Zum Einen bekomme ich eine Warnung im Aspect MyString:
this affected type is not exposed to the weaver: java.lang.String [Xlint:typeNotExposedToWeaver]

Wenn ich die Methode versuche auszuführen, bekomme ich folgende Exception:
Exception in thread "main" java.lang.NoSuchMethodError: java.lang.String.reverse()Ljava/lang/String;
	at MyString.ajc$interMethodDispatch1$mypackage_MyString$java_lang_String$reverse(MyString.aj)

Ich denke, dass es daran liegt, dass die String Klasse halt nur als .jar vorliegt und nicht als .java.
Hat jemand das Problem schon mal gelöst? 

Gruß Florian


----------



## Atze (30. Sep 2010)

es hat imho noch nie jemand versucht, weil string final ist! 

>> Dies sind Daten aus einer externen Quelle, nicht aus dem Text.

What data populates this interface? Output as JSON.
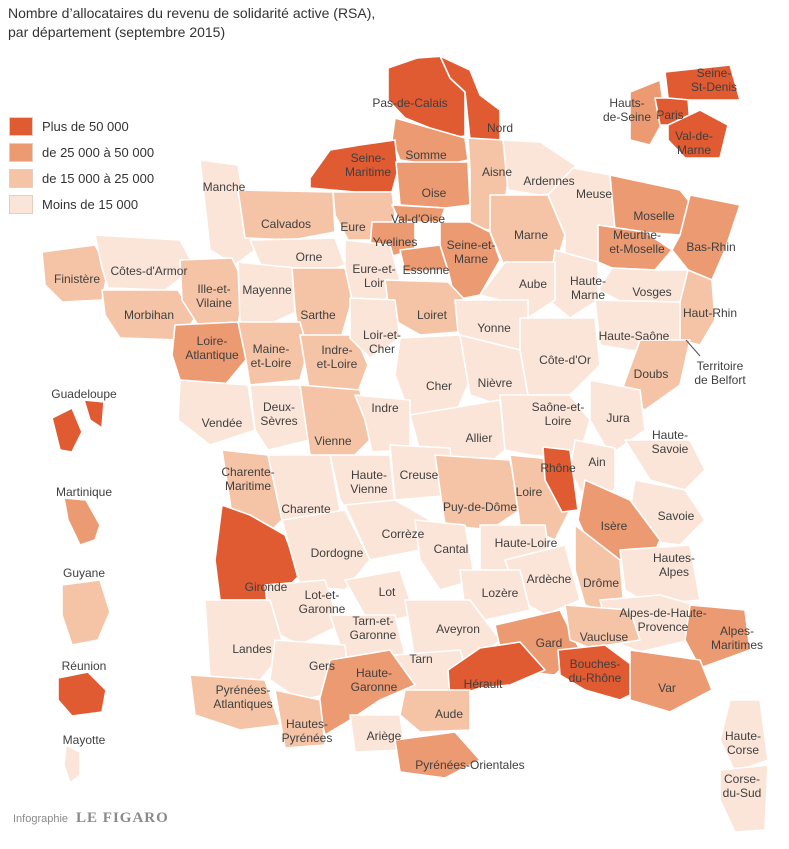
{
  "title": {
    "line1": "Nombre d’allocataires du revenu de solidarité active (RSA),",
    "line2": "par département (septembre 2015)"
  },
  "colors": {
    "over_50000": "#e05a32",
    "from_25000_to_50000": "#ec9a72",
    "from_15000_to_25000": "#f5c4a6",
    "under_15000": "#fbe5d8"
  },
  "legend": [
    {
      "label": "Plus de 50 000",
      "class": "over_50000"
    },
    {
      "label": "de 25 000 à 50 000",
      "class": "from_25000_to_50000"
    },
    {
      "label": "de 15 000 à 25 000",
      "class": "from_15000_to_25000"
    },
    {
      "label": "Moins de 15 000",
      "class": "under_15000"
    }
  ],
  "overseas": [
    {
      "name": "Guadeloupe",
      "class": "over_50000"
    },
    {
      "name": "Martinique",
      "class": "from_25000_to_50000"
    },
    {
      "name": "Guyane",
      "class": "from_15000_to_25000"
    },
    {
      "name": "Réunion",
      "class": "over_50000"
    },
    {
      "name": "Mayotte",
      "class": "under_15000"
    }
  ],
  "departments": [
    {
      "name": "Pas-de-Calais",
      "class": "over_50000"
    },
    {
      "name": "Nord",
      "class": "over_50000"
    },
    {
      "name": "Seine-Maritime",
      "class": "over_50000"
    },
    {
      "name": "Somme",
      "class": "from_25000_to_50000"
    },
    {
      "name": "Aisne",
      "class": "from_15000_to_25000"
    },
    {
      "name": "Ardennes",
      "class": "under_15000"
    },
    {
      "name": "Oise",
      "class": "from_25000_to_50000"
    },
    {
      "name": "Val-d'Oise",
      "class": "from_25000_to_50000"
    },
    {
      "name": "Yvelines",
      "class": "from_25000_to_50000"
    },
    {
      "name": "Essonne",
      "class": "from_25000_to_50000"
    },
    {
      "name": "Seine-et-Marne",
      "class": "from_25000_to_50000"
    },
    {
      "name": "Manche",
      "class": "under_15000"
    },
    {
      "name": "Calvados",
      "class": "from_15000_to_25000"
    },
    {
      "name": "Eure",
      "class": "from_15000_to_25000"
    },
    {
      "name": "Orne",
      "class": "under_15000"
    },
    {
      "name": "Eure-et-Loir",
      "class": "under_15000"
    },
    {
      "name": "Marne",
      "class": "from_15000_to_25000"
    },
    {
      "name": "Meuse",
      "class": "under_15000"
    },
    {
      "name": "Moselle",
      "class": "from_25000_to_50000"
    },
    {
      "name": "Meurthe-et-Moselle",
      "class": "from_25000_to_50000"
    },
    {
      "name": "Bas-Rhin",
      "class": "from_25000_to_50000"
    },
    {
      "name": "Haut-Rhin",
      "class": "from_15000_to_25000"
    },
    {
      "name": "Vosges",
      "class": "under_15000"
    },
    {
      "name": "Haute-Marne",
      "class": "under_15000"
    },
    {
      "name": "Aube",
      "class": "under_15000"
    },
    {
      "name": "Finistère",
      "class": "from_15000_to_25000"
    },
    {
      "name": "Côtes-d'Armor",
      "class": "under_15000"
    },
    {
      "name": "Morbihan",
      "class": "from_15000_to_25000"
    },
    {
      "name": "Ille-et-Vilaine",
      "class": "from_15000_to_25000"
    },
    {
      "name": "Mayenne",
      "class": "under_15000"
    },
    {
      "name": "Sarthe",
      "class": "from_15000_to_25000"
    },
    {
      "name": "Loiret",
      "class": "from_15000_to_25000"
    },
    {
      "name": "Yonne",
      "class": "under_15000"
    },
    {
      "name": "Haute-Saône",
      "class": "under_15000"
    },
    {
      "name": "Loire-Atlantique",
      "class": "from_25000_to_50000"
    },
    {
      "name": "Maine-et-Loire",
      "class": "from_15000_to_25000"
    },
    {
      "name": "Indre-et-Loire",
      "class": "from_15000_to_25000"
    },
    {
      "name": "Loir-et-Cher",
      "class": "under_15000"
    },
    {
      "name": "Cher",
      "class": "under_15000"
    },
    {
      "name": "Nièvre",
      "class": "under_15000"
    },
    {
      "name": "Côte-d'Or",
      "class": "under_15000"
    },
    {
      "name": "Doubs",
      "class": "from_15000_to_25000"
    },
    {
      "name": "Territoire de Belfort",
      "class": "under_15000"
    },
    {
      "name": "Vendée",
      "class": "under_15000"
    },
    {
      "name": "Deux-Sèvres",
      "class": "under_15000"
    },
    {
      "name": "Vienne",
      "class": "from_15000_to_25000"
    },
    {
      "name": "Indre",
      "class": "under_15000"
    },
    {
      "name": "Allier",
      "class": "under_15000"
    },
    {
      "name": "Saône-et-Loire",
      "class": "under_15000"
    },
    {
      "name": "Jura",
      "class": "under_15000"
    },
    {
      "name": "Ain",
      "class": "under_15000"
    },
    {
      "name": "Haute-Savoie",
      "class": "under_15000"
    },
    {
      "name": "Charente-Maritime",
      "class": "from_15000_to_25000"
    },
    {
      "name": "Charente",
      "class": "under_15000"
    },
    {
      "name": "Haute-Vienne",
      "class": "under_15000"
    },
    {
      "name": "Creuse",
      "class": "under_15000"
    },
    {
      "name": "Puy-de-Dôme",
      "class": "from_15000_to_25000"
    },
    {
      "name": "Loire",
      "class": "from_15000_to_25000"
    },
    {
      "name": "Rhône",
      "class": "over_50000"
    },
    {
      "name": "Isère",
      "class": "from_25000_to_50000"
    },
    {
      "name": "Savoie",
      "class": "under_15000"
    },
    {
      "name": "Gironde",
      "class": "over_50000"
    },
    {
      "name": "Dordogne",
      "class": "under_15000"
    },
    {
      "name": "Corrèze",
      "class": "under_15000"
    },
    {
      "name": "Cantal",
      "class": "under_15000"
    },
    {
      "name": "Haute-Loire",
      "class": "under_15000"
    },
    {
      "name": "Drôme",
      "class": "from_15000_to_25000"
    },
    {
      "name": "Hautes-Alpes",
      "class": "under_15000"
    },
    {
      "name": "Ardèche",
      "class": "under_15000"
    },
    {
      "name": "Lot-et-Garonne",
      "class": "under_15000"
    },
    {
      "name": "Lot",
      "class": "under_15000"
    },
    {
      "name": "Lozère",
      "class": "under_15000"
    },
    {
      "name": "Alpes-de-Haute-Provence",
      "class": "under_15000"
    },
    {
      "name": "Landes",
      "class": "under_15000"
    },
    {
      "name": "Tarn-et-Garonne",
      "class": "under_15000"
    },
    {
      "name": "Aveyron",
      "class": "under_15000"
    },
    {
      "name": "Gard",
      "class": "from_25000_to_50000"
    },
    {
      "name": "Vaucluse",
      "class": "from_15000_to_25000"
    },
    {
      "name": "Alpes-Maritimes",
      "class": "from_25000_to_50000"
    },
    {
      "name": "Gers",
      "class": "under_15000"
    },
    {
      "name": "Tarn",
      "class": "under_15000"
    },
    {
      "name": "Hérault",
      "class": "over_50000"
    },
    {
      "name": "Bouches-du-Rhône",
      "class": "over_50000"
    },
    {
      "name": "Var",
      "class": "from_25000_to_50000"
    },
    {
      "name": "Pyrénées-Atlantiques",
      "class": "from_15000_to_25000"
    },
    {
      "name": "Haute-Garonne",
      "class": "from_25000_to_50000"
    },
    {
      "name": "Aude",
      "class": "from_15000_to_25000"
    },
    {
      "name": "Hautes-Pyrénées",
      "class": "from_15000_to_25000"
    },
    {
      "name": "Ariège",
      "class": "under_15000"
    },
    {
      "name": "Pyrénées-Orientales",
      "class": "from_25000_to_50000"
    },
    {
      "name": "Haute-Corse",
      "class": "under_15000"
    },
    {
      "name": "Corse-du-Sud",
      "class": "under_15000"
    }
  ],
  "idf_inset": [
    {
      "name": "Hauts-de-Seine",
      "class": "from_25000_to_50000"
    },
    {
      "name": "Paris",
      "class": "over_50000"
    },
    {
      "name": "Seine-St-Denis",
      "class": "over_50000"
    },
    {
      "name": "Val-de-Marne",
      "class": "over_50000"
    }
  ],
  "map_labels": {
    "Pas-de-Calais": "Pas-de-Calais",
    "Nord": "Nord",
    "Seine-Maritime": [
      "Seine-",
      "Maritime"
    ],
    "Somme": "Somme",
    "Aisne": "Aisne",
    "Ardennes": "Ardennes",
    "Oise": "Oise",
    "Val-d'Oise": "Val-d'Oise",
    "Yvelines": "Yvelines",
    "Essonne": "Essonne",
    "Seine-et-Marne": [
      "Seine-et-",
      "Marne"
    ],
    "Manche": "Manche",
    "Calvados": "Calvados",
    "Eure": "Eure",
    "Orne": "Orne",
    "Eure-et-Loir": [
      "Eure-et-",
      "Loir"
    ],
    "Marne": "Marne",
    "Meuse": "Meuse",
    "Moselle": "Moselle",
    "Meurthe-et-Moselle": [
      "Meurthe-",
      "et-Moselle"
    ],
    "Bas-Rhin": "Bas-Rhin",
    "Haut-Rhin": "Haut-Rhin",
    "Vosges": "Vosges",
    "Haute-Marne": [
      "Haute-",
      "Marne"
    ],
    "Aube": "Aube",
    "Finistère": "Finistère",
    "Côtes-d'Armor": "Côtes-d'Armor",
    "Morbihan": "Morbihan",
    "Ille-et-Vilaine": [
      "Ille-et-",
      "Vilaine"
    ],
    "Mayenne": "Mayenne",
    "Sarthe": "Sarthe",
    "Loiret": "Loiret",
    "Yonne": "Yonne",
    "Haute-Saône": "Haute-Saône",
    "Loire-Atlantique": [
      "Loire-",
      "Atlantique"
    ],
    "Maine-et-Loire": [
      "Maine-",
      "et-Loire"
    ],
    "Indre-et-Loire": [
      "Indre-",
      "et-Loire"
    ],
    "Loir-et-Cher": [
      "Loir-et-",
      "Cher"
    ],
    "Cher": "Cher",
    "Nièvre": "Nièvre",
    "Côte-d'Or": "Côte-d'Or",
    "Doubs": "Doubs",
    "Territoire de Belfort": [
      "Territoire",
      "de Belfort"
    ],
    "Vendée": "Vendée",
    "Deux-Sèvres": [
      "Deux-",
      "Sèvres"
    ],
    "Vienne": "Vienne",
    "Indre": "Indre",
    "Allier": "Allier",
    "Saône-et-Loire": [
      "Saône-et-",
      "Loire"
    ],
    "Jura": "Jura",
    "Ain": "Ain",
    "Haute-Savoie": [
      "Haute-",
      "Savoie"
    ],
    "Charente-Maritime": [
      "Charente-",
      "Maritime"
    ],
    "Charente": "Charente",
    "Haute-Vienne": [
      "Haute-",
      "Vienne"
    ],
    "Creuse": "Creuse",
    "Puy-de-Dôme": "Puy-de-Dôme",
    "Loire": "Loire",
    "Rhône": "Rhône",
    "Isère": "Isère",
    "Savoie": "Savoie",
    "Gironde": "Gironde",
    "Dordogne": "Dordogne",
    "Corrèze": "Corrèze",
    "Cantal": "Cantal",
    "Haute-Loire": "Haute-Loire",
    "Drôme": "Drôme",
    "Hautes-Alpes": [
      "Hautes-",
      "Alpes"
    ],
    "Ardèche": "Ardèche",
    "Lot-et-Garonne": [
      "Lot-et-",
      "Garonne"
    ],
    "Lot": "Lot",
    "Lozère": "Lozère",
    "Alpes-de-Haute-Provence": [
      "Alpes-de-Haute-",
      "Provence"
    ],
    "Landes": "Landes",
    "Tarn-et-Garonne": [
      "Tarn-et-",
      "Garonne"
    ],
    "Aveyron": "Aveyron",
    "Gard": "Gard",
    "Vaucluse": "Vaucluse",
    "Alpes-Maritimes": [
      "Alpes-",
      "Maritimes"
    ],
    "Gers": "Gers",
    "Tarn": "Tarn",
    "Hérault": "Hérault",
    "Bouches-du-Rhône": [
      "Bouches-",
      "du-Rhône"
    ],
    "Var": "Var",
    "Pyrénées-Atlantiques": [
      "Pyrénées-",
      "Atlantiques"
    ],
    "Haute-Garonne": [
      "Haute-",
      "Garonne"
    ],
    "Aude": "Aude",
    "Hautes-Pyrénées": [
      "Hautes-",
      "Pyrénées"
    ],
    "Ariège": "Ariège",
    "Pyrénées-Orientales": "Pyrénées-Orientales",
    "Haute-Corse": [
      "Haute-",
      "Corse"
    ],
    "Corse-du-Sud": [
      "Corse-",
      "du-Sud"
    ],
    "Hauts-de-Seine": [
      "Hauts-",
      "de-Seine"
    ],
    "Paris": "Paris",
    "Seine-St-Denis": [
      "Seine-",
      "St-Denis"
    ],
    "Val-de-Marne": [
      "Val-de-",
      "Marne"
    ]
  },
  "credit": {
    "prefix": "Infographie",
    "brand": "LE FIGARO"
  }
}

obs mit krücke geht weiß ich nicht, bzw wie du mit aspectJ möglich ist. halte ich aber für unnötig, weil string fertig ist, so wie es ist!  sonst wäre sie nicht final!


----------



## FlorianJo (30. Sep 2010)

Da hast du schon recht, dass die String Klasse fertig ist
String war ja nur ein Beispiel. Ich möchte halt allgemein wissen, ob man Bibliotheken erweitern kann, ohne selbst die Sourcen haben zu müssen. Dann könnte man fremde .jar´s nach eigenen Wünschen erweitern.

Gruß Florian


----------



## Atze (30. Sep 2010)

vielleicht ist das ganricht gewünscht, wenn jemand die sourcen nicht rausgibt!


----------



## FlorianJo (30. Sep 2010)

hehe, ich weiß was du meinst 
Ich komme überhaupt auf diese Möglichkeit, da ich im Buch: AOP mit AspectJ 5 von Oliver Böhm gelesen habe, dass dies möglich sei. Jedoch gab es kein konkretets Beispiel.


----------



## Atze (30. Sep 2010)

wenn ich zeit hab schau ich auch mal rein, aber bis jetzt hatte ich aop noch nie eim einsatz! nur n pdf überflogen bisher. momentan stellt sich mir aber noch die frage nach dem sinn vom erweitern von klassen, die ich nicht kenne, bzw wovon er keinen source gibt!


----------



## Noctarius (30. Sep 2010)

Nutz für sowas lieber nicht AspectJ. String kannst du nur erweitern, wenn du schon einen Java-Agent in der Runtime selber registrierst, da die Klasse bereits durch den SystemClassLoader geladen wird. An dieser Stelle kannst du nur über einen Agent eingreifen.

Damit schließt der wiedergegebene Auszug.